11. Cerca do ano 140 DC (era
cristã), Ptolomeu, um dos homens mais
ilustres da Escola de Alexandria, combinando suas próprias idéias com as crenças
vulgares e com algumas das mais recentes descobertas astronômicas, compôs um
sistema que se pode qualificar de misto, que traz o seu nome e que, por perto
de quinze séculos, foi o único que o mundo civilizado adotou. Segundo o sistema de Ptolomeu, a
Terra é uma esfera posta no centro do Universo e composta de quatro elementos: terra,
água, ar e fogo. Essa a
primeira região, dita elementar. A segunda região, dita etérea,
compreendia onze céus, ou esferas concêntricas, a girar em torno da Terra, a saber:
o céu da Lua, os de Mercúrio, de Vênus, do Sol, de Marte, de Júpiter, de
Saturno, das estrelas fixas, do primeiro cristalino, esfera sólida
transparente; do segundo cristalino e, finalmente, do primeiro móvel, que dava
movimento a todos os céus inferiores e os obrigava a fazer uma revolução em
vinte e quatro horas. Para além dos onze céus estava o Empíreo,
habitação dos bem-aventurados, denominação tirada do grego pyr ou pur,
que significa fogo, porque se acreditava que essa região resplandecia de luz, como
o fogo. Longo tempo prevaleceu a crença em muitos céus superpostos, cujo
número, entretanto, variava. O sétimo era geralmente tido como o mais elevado,
donde a expressão: ser arrebatado ao sétimo céu. São Paulo disse que fora elevado
ao terceiro céu. Afora o movimento comum, os astros, segundo Ptolomeu, tinham
movimentos próprios, mais ou menos dilatados, conforme a distância em que se
achavam do centro. As estrelas fixas faziam uma revolução em 25.816 anos, avaliação
esta que denota conhecimento da precessão dos equinócios, que se realiza em
25.868 anos.
12. No começo do século
dezesseis DC, Copérnico, astrônomo célebre, nascido em Thorn (Prússia), no
ano de 1472 e morto no de 1543, reconsiderou as idéias de Pitágoras e concebeu um
sistema que, confirmado todos os dias por novas observações, teve acolhimento
favorável e não tardou a desbancar o de Ptolomeu. Segundo o sistema de Copérnico, o Sol está no centro e
ao seu derredor os astros descrevem órbitas circulares, sendo a Lua um satélite
da Terra.

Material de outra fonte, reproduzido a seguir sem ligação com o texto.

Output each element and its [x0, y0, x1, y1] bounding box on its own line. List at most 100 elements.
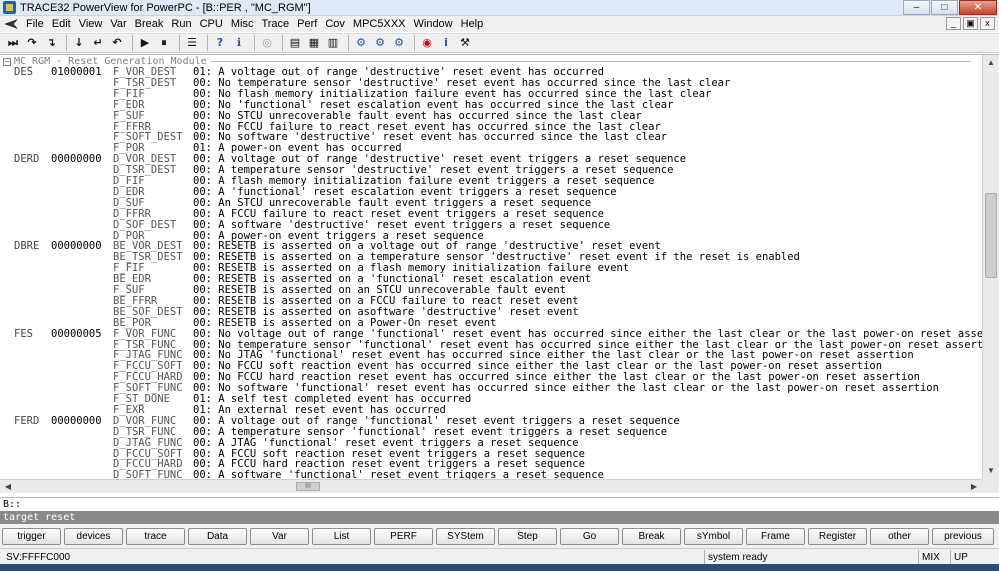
scroll-up-icon[interactable]: ▲ [983, 55, 999, 71]
up-level-icon[interactable]: ↶ [109, 35, 125, 51]
register-row[interactable]: F_ST_DONE 01: A self test completed event… [0, 394, 982, 405]
toolbar-separator [348, 35, 349, 51]
softkey-system[interactable]: SYStem [436, 528, 495, 545]
list-icon[interactable]: ☰ [184, 35, 200, 51]
taskbar-edge [0, 564, 999, 571]
menu-perf[interactable]: Perf [293, 16, 321, 32]
stop-icon[interactable]: ◉ [419, 35, 435, 51]
step-over-icon[interactable]: ↷ [24, 35, 40, 51]
softkey-list[interactable]: List [312, 528, 371, 545]
softkey-step[interactable]: Step [498, 528, 557, 545]
menu-trace[interactable]: Trace [257, 16, 293, 32]
close-button[interactable]: ✕ [959, 0, 997, 15]
disabled-icon[interactable]: ◎ [259, 35, 275, 51]
scroll-left-icon[interactable]: ◀ [0, 480, 16, 493]
title-bar[interactable]: TRACE32 PowerView for PowerPC - [B::PER … [0, 0, 999, 16]
collapse-icon[interactable]: − [3, 57, 11, 66]
menu-window[interactable]: Window [410, 16, 457, 32]
softkey-perf[interactable]: PERF [374, 528, 433, 545]
register-icon[interactable]: ▤ [287, 35, 303, 51]
menu-var[interactable]: Var [106, 16, 130, 32]
status-mode: MIX [918, 550, 950, 564]
settings-icon[interactable]: ⚒ [457, 35, 473, 51]
field-description[interactable]: 00: No voltage out of range 'functional'… [193, 328, 982, 340]
go-icon[interactable]: ▶ [137, 35, 153, 51]
mdi-restore-button[interactable]: ▣ [963, 17, 978, 30]
field-description[interactable]: 00: A software 'destructive' reset event… [193, 219, 610, 231]
softkey-other[interactable]: other [870, 528, 929, 545]
peripheral-icon[interactable]: ▥ [325, 35, 341, 51]
register-name: DES [14, 66, 33, 78]
register-value[interactable]: 00000000 [51, 154, 102, 165]
field-description[interactable]: 00: No STCU unrecoverable fault event ha… [193, 110, 642, 122]
menu-view[interactable]: View [75, 16, 107, 32]
vertical-scrollbar[interactable]: ▲ ▼ [982, 55, 999, 479]
system-menu-icon[interactable] [4, 19, 18, 29]
softkey-var[interactable]: Var [250, 528, 309, 545]
softkey-frame[interactable]: Frame [746, 528, 805, 545]
info-person-icon[interactable]: i [438, 35, 454, 51]
mdi-close-button[interactable]: x [980, 17, 995, 30]
menu-file[interactable]: File [22, 16, 48, 32]
register-value[interactable]: 00000005 [51, 328, 102, 340]
vertical-scroll-thumb[interactable] [985, 193, 997, 278]
command-hint: target reset [0, 511, 999, 524]
status-address: SV:FFFFC000 [6, 552, 71, 563]
register-value[interactable]: 01000001 [51, 67, 102, 78]
softkey-data[interactable]: Data [188, 528, 247, 545]
field-description[interactable]: 00: A software 'functional' reset event … [193, 470, 604, 479]
help-icon[interactable]: ? [212, 35, 228, 51]
status-direction: UP [950, 550, 999, 564]
menu-break[interactable]: Break [131, 16, 168, 32]
softkey-symbol[interactable]: sYmbol [684, 528, 743, 545]
register-view[interactable]: − MC_RGM - Reset Generation Module DES 01… [0, 55, 982, 479]
menu-run[interactable]: Run [167, 16, 195, 32]
info-icon[interactable]: ℹ [231, 35, 247, 51]
step-into-icon[interactable]: ⏭ [5, 35, 21, 51]
field-description[interactable]: 00: A JTAG 'functional' reset event trig… [193, 437, 579, 449]
menu-cov[interactable]: Cov [321, 16, 349, 32]
softkey-break[interactable]: Break [622, 528, 681, 545]
register-name: FERD [14, 414, 40, 427]
menu-mpc5xxx[interactable]: MPC5XXX [349, 16, 410, 32]
register-value[interactable]: 00000000 [51, 415, 102, 427]
scroll-down-icon[interactable]: ▼ [983, 463, 999, 479]
register-row[interactable]: D_SOFT_FUNC 00: A software 'functional' r… [0, 470, 982, 479]
softkey-trigger[interactable]: trigger [2, 528, 61, 545]
register-row[interactable]: F_SOFT_DEST 00: No software 'destructive'… [0, 132, 982, 143]
field-name: D_JTAG_FUNC [113, 436, 183, 449]
register-row[interactable]: F_SUF 00: No STCU unrecoverable fault eve… [0, 110, 982, 122]
peripheral-window[interactable]: − MC_RGM - Reset Generation Module DES 01… [0, 54, 999, 493]
break-icon[interactable]: ⏸ [156, 35, 172, 51]
memory-icon[interactable]: ▦ [306, 35, 322, 51]
register-row[interactable]: D_JTAG_FUNC 00: A JTAG 'functional' reset… [0, 436, 982, 449]
scrollbar-corner [982, 479, 999, 493]
register-row[interactable]: FES 00000005 F_VOR_FUNC 00: No voltage out … [0, 328, 982, 340]
symbol-icon[interactable]: ⚙ [391, 35, 407, 51]
softkey-bar: trigger devices trace Data Var List PERF… [0, 524, 999, 548]
softkey-trace[interactable]: trace [126, 528, 185, 545]
trace-config-icon[interactable]: ⚙ [372, 35, 388, 51]
register-row[interactable]: D_SOF_DEST 00: A software 'destructive' r… [0, 219, 982, 231]
softkey-register[interactable]: Register [808, 528, 867, 545]
softkey-previous[interactable]: previous [932, 528, 994, 545]
return-icon[interactable]: ↵ [90, 35, 106, 51]
minimize-button[interactable]: – [903, 0, 930, 15]
header-rule [210, 61, 971, 62]
register-value[interactable]: 00000000 [51, 241, 102, 252]
maximize-button[interactable]: □ [931, 0, 958, 15]
mdi-minimize-button[interactable]: _ [946, 17, 961, 30]
scroll-right-icon[interactable]: ▶ [966, 480, 982, 493]
step-icon[interactable]: ↴ [43, 35, 59, 51]
softkey-devices[interactable]: devices [64, 528, 123, 545]
menu-edit[interactable]: Edit [48, 16, 75, 32]
horizontal-scrollbar[interactable]: ◀ III ▶ [0, 479, 982, 493]
softkey-go[interactable]: Go [560, 528, 619, 545]
debug-config-icon[interactable]: ⚙ [353, 35, 369, 51]
menu-misc[interactable]: Misc [227, 16, 258, 32]
horizontal-scroll-thumb[interactable]: III [296, 482, 320, 491]
down-arrow-icon[interactable]: ↓ [71, 35, 87, 51]
command-input[interactable]: B:: [0, 497, 999, 511]
menu-cpu[interactable]: CPU [196, 16, 227, 32]
menu-help[interactable]: Help [457, 16, 488, 32]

Decorrido um século, em 1609, Galileu, natural
de Florença, inventa o telescópio; em 1610, descobre os quatro satélites
de Júpiter e lhe calcula as revoluções; reconhecem que os planetas não têm luz
própria como as estrelas, mas que são iluminados pelo Sol; que são esferas
semelhantes à Terra; observa-lhes as fases e determina o tempo que duram as
rotações deles em torno de seus eixos, oferecendo assim, por provas materiais,
sanção definitiva ao sistema de Copérnico. Ruiu então a construção dos céus superpostos;
reconheceu-se que os planetas são mundos semelhantes à Terra e, sem dúvida,
habitados, como esta; que as estrelas são inumeráveis sóis, prováveis centros
de outros tantos sistemas planetários, sendo o próprio Sol reconhecido como uma
estrela, centro de um turbilhão de planetas que se lhe acham sujeitos. As
estrelas deixaram de estar confinadas numa zona da esfera celeste, para estarem
irregularmente disseminadas pelo espaço sem limites, encontrando-se a
distâncias incomensuráveis umas das outras as que parecem tocar-se, sendo as
aparentemente menores as mais afastadas de nós e as maiores as que nos estão
mais perto, porém, ainda assim, a centenas de bilhões de léguas. Os grupos que
tomaram o nome de constelações mais não são do que agregados aparentes,
causados pela distância; suas figuras não passam de efeitos de perspectiva,
como as que as luzes espalhadas por uma vasta planície, ou as árvores de uma
floresta formam, aos olhos de quem as observa colocado num ponto fixo. Na
realidade, porém, tais agrupamentos não existem. Se nos pudéssemos transportar
para a reunião de dessas constelações, à medida que nos aproximássemos dela, a
sua forma se desmancharia e novos grupos se nos desenhariam à vista. Ora, não
existindo esses agrupamentos senão na aparência, é ilusória a significação que
uma supersticiosa crença vulgar lhe atribui e somente na imaginação pode
existir. Para se distinguirem as constelações, deram-se nomes como estes: Leão,
Touro, Gêmeos, Virgem, Balança, Capricórnio, Câncer, Órion, Hércules, Grande
Ursa ou Carro de David, Pequena Ursa, Lira, etc., e, para
representá-las, atribuíram-se as formas que esses nomes lembram, fantasiosas em
sua maioria e, em nenhum caso, guardando qualquer relação com os grupos de
estrelas assim chamados. Fora, pois, inútil procurar no céu tais formas. A
crença na influência das constelações, sobretudo das que constituem os doze
signos do zodíaco, proveio da ideia ligada aos nomes que elas trazem. Se à que
se chama leão fosse dado o nome de asno ou de ovelha,
certamente lhe teriam atribuído outra influência.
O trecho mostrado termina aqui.